Una escena que denota aquellos diálogos bellísimos de los que hablaba André Wilms aunque resultan un poco raros al leerlos, pero también qué gran montador es Kaurismäki (no sólo escribe, produce y dirige sus películas, también las monta), al hacernos escuchar sobre un primer plano de Irma algunas réplicas de M: Y también por otras razones... Empiezo de nuevo a soñar... La idea de una tumba sin nombre... Frases que cobran visos significativos de lo que M aún no se atreve a decir pero que sí dice el montaje de Kaurismäki mostrándonos la escucha de Irma, que oye las palabras nunca pronunciadas de M.


Lástima que no puedan contarse, porque hay que verlos, esos momentos de pura comedia con el perro asesino -Hannibal, se llama- que se convierte en el perrito faldero de M, pero sin el más leve rastro de cursilería y sentimentalismo que suelen acabar estragando casi cualquier escena donde hoy día aparece un perro -como en The Artist sin ir más lejos-.


O una de las mejores situaciones de comedia en lo que va de siglo: ésa en la que M reivindica su condición de "hombre de campo" después de haber cultivado unas patatitas en su huertito: Tengo ocho patatas.
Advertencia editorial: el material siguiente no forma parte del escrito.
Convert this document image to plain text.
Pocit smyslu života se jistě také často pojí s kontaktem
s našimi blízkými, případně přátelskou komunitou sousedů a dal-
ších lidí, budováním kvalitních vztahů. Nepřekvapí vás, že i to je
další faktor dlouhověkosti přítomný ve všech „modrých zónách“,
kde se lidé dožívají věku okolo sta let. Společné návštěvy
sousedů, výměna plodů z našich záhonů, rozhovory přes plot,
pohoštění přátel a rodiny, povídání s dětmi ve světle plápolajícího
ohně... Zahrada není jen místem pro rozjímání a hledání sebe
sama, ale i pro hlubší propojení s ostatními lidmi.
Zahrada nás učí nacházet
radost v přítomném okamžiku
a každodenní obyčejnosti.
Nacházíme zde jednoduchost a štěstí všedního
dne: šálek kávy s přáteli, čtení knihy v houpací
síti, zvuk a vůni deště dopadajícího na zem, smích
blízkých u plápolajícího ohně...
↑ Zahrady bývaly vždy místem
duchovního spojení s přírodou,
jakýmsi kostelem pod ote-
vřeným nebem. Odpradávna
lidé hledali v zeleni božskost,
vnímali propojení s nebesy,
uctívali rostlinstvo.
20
Debo guardarlas para el invierno. Y al menos dos para que germinen. Los agricultores tenemos que pensar en el futuro. Sólo comemos lo que sobra. (...) Los de ciudad vivís al día. Y cuando el otro sugiere que quizá también M sea de ciudad, se ofende: ¿Con una cosecha así? Jamás.


En El hombre sin pasado encontramos a los actores habituales de la compañía de Kaurismäki, que tampoco olvida a Matti Pellonpää, uno de sus actores predilectos fallecido en 1995, y para el que siempre reserva una escena (y una pared) donde colgar su fotografía. Y las canciones tristes que amojonan su cine con melancolía, el último refugio de los solitarios y de los perdedores. El hombre sin pasado, una de sus más bellas películas -y uno de sus más hermosos cuentos de hadas-, mejora con los años como los buenos vinos y güisquis, mejor cuanto más se ve, mejor cuanto más se sabe, y aun más cuando ya se sabe de memoria. Y se nos vuelve indispensable. Como el amor y el humor, herramientas de resistencia para quien no tiene otra cosa que un corazón a la intemperie y las manos desnudas. Como M e Irma. Esa Irma de cuento encarnada por la gran Katie Outinen, hada madrina y Cenicienta a la vez.
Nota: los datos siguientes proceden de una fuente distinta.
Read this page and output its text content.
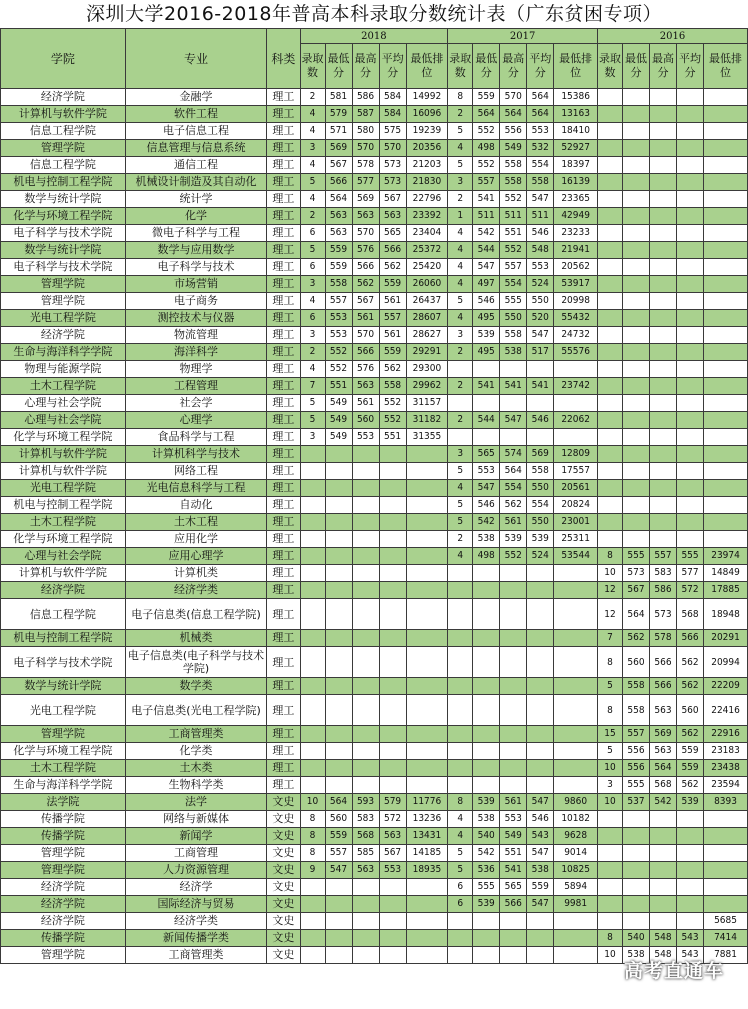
深圳大学2016-2018年普高本科录取分数统计表（广东贫困专项）
学院	专业	科类	2018					2017					2016				
			录取数	最低分	最高分	平均分	最低排位	录取数	最低分	最高分	平均分	最低排位	录取数	最低分	最高分	平均分	最低排位
经济学院	金融学	理工	2	581	586	584	14992	8	559	570	564	15386					
计算机与软件学院	软件工程	理工	4	579	587	584	16096	2	564	564	564	13163					
信息工程学院	电子信息工程	理工	4	571	580	575	19239	5	552	556	553	18410					
管理学院	信息管理与信息系统	理工	3	569	570	570	20356	4	498	549	532	52927					
信息工程学院	通信工程	理工	4	567	578	573	21203	5	552	558	554	18397					
机电与控制工程学院	机械设计制造及其自动化	理工	5	566	577	573	21830	3	557	558	558	16139					
数学与统计学院	统计学	理工	4	564	569	567	22796	2	541	552	547	23365					
化学与环境工程学院	化学	理工	2	563	563	563	23392	1	511	511	511	42949					
电子科学与技术学院	微电子科学与工程	理工	6	563	570	565	23404	4	542	551	546	23233					
数学与统计学院	数学与应用数学	理工	5	559	576	566	25372	4	544	552	548	21941					
电子科学与技术学院	电子科学与技术	理工	6	559	566	562	25420	4	547	557	553	20562					
管理学院	市场营销	理工	3	558	562	559	26060	4	497	554	524	53917					
管理学院	电子商务	理工	4	557	567	561	26437	5	546	555	550	20998					
光电工程学院	测控技术与仪器	理工	6	553	561	557	28607	4	495	550	520	55432					
经济学院	物流管理	理工	3	553	570	561	28627	3	539	558	547	24732					
生命与海洋科学学院	海洋科学	理工	2	552	566	559	29291	2	495	538	517	55576					
物理与能源学院	物理学	理工	4	552	576	562	29300										
土木工程学院	工程管理	理工	7	551	563	558	29962	2	541	541	541	23742					
心理与社会学院	社会学	理工	5	549	561	552	31157										
心理与社会学院	心理学	理工	5	549	560	552	31182	2	544	547	546	22062					
化学与环境工程学院	食品科学与工程	理工	3	549	553	551	31355										
计算机与软件学院	计算机科学与技术	理工						3	565	574	569	12809					
计算机与软件学院	网络工程	理工						5	553	564	558	17557					
光电工程学院	光电信息科学与工程	理工						4	547	554	550	20561					
机电与控制工程学院	自动化	理工						5	546	562	554	20824					
土木工程学院	土木工程	理工						5	542	561	550	23001					
化学与环境工程学院	应用化学	理工						2	538	539	539	25311					
心理与社会学院	应用心理学	理工						4	498	552	524	53544	8	555	557	555	23974
计算机与软件学院	计算机类	理工											10	573	583	577	14849
经济学院	经济学类	理工											12	567	586	572	17885
信息工程学院	电子信息类(信息工程学院)	理工											12	564	573	568	18948
机电与控制工程学院	机械类	理工											7	562	578	566	20291
电子科学与技术学院	电子信息类(电子科学与技术学院)	理工											8	560	566	562	20994
数学与统计学院	数学类	理工											5	558	566	562	22209
光电工程学院	电子信息类(光电工程学院)	理工											8	558	563	560	22416
管理学院	工商管理类	理工											15	557	569	562	22916
化学与环境工程学院	化学类	理工											5	556	563	559	23183
土木工程学院	土木类	理工											10	556	564	559	23438
生命与海洋科学学院	生物科学类	理工											3	555	568	562	23594
法学院	法学	文史	10	564	593	579	11776	8	539	561	547	9860	10	537	542	539	8393
传播学院	网络与新媒体	文史	8	560	583	572	13236	4	538	553	546	10182					
传播学院	新闻学	文史	8	559	568	563	13431	4	540	549	543	9628					
管理学院	工商管理	文史	8	557	585	567	14185	5	542	551	547	9014					
管理学院	人力资源管理	文史	9	547	563	553	18935	5	536	541	538	10825					
经济学院	经济学	文史						6	555	565	559	5894					
经济学院	国际经济与贸易	文史						6	539	566	547	9981					
经济学院	经济学类	文史															5685
传播学院	新闻传播学类	文史											8	540	548	543	7414
管理学院	工商管理类	文史											10	538	548	543	7881
高考直通车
Aki Kaurismäki detrás de Kati Outinen y Markku Peltola 
en una imagen promocional de El hombre sin pasado

Como escribió una vez Adrian Martin, sólo Kaurismäki podría transformar un plano de sus héroes enamorados, casi ocultos por el paso traqueteante de un tren de mercancías en una inolvidable canción de amor.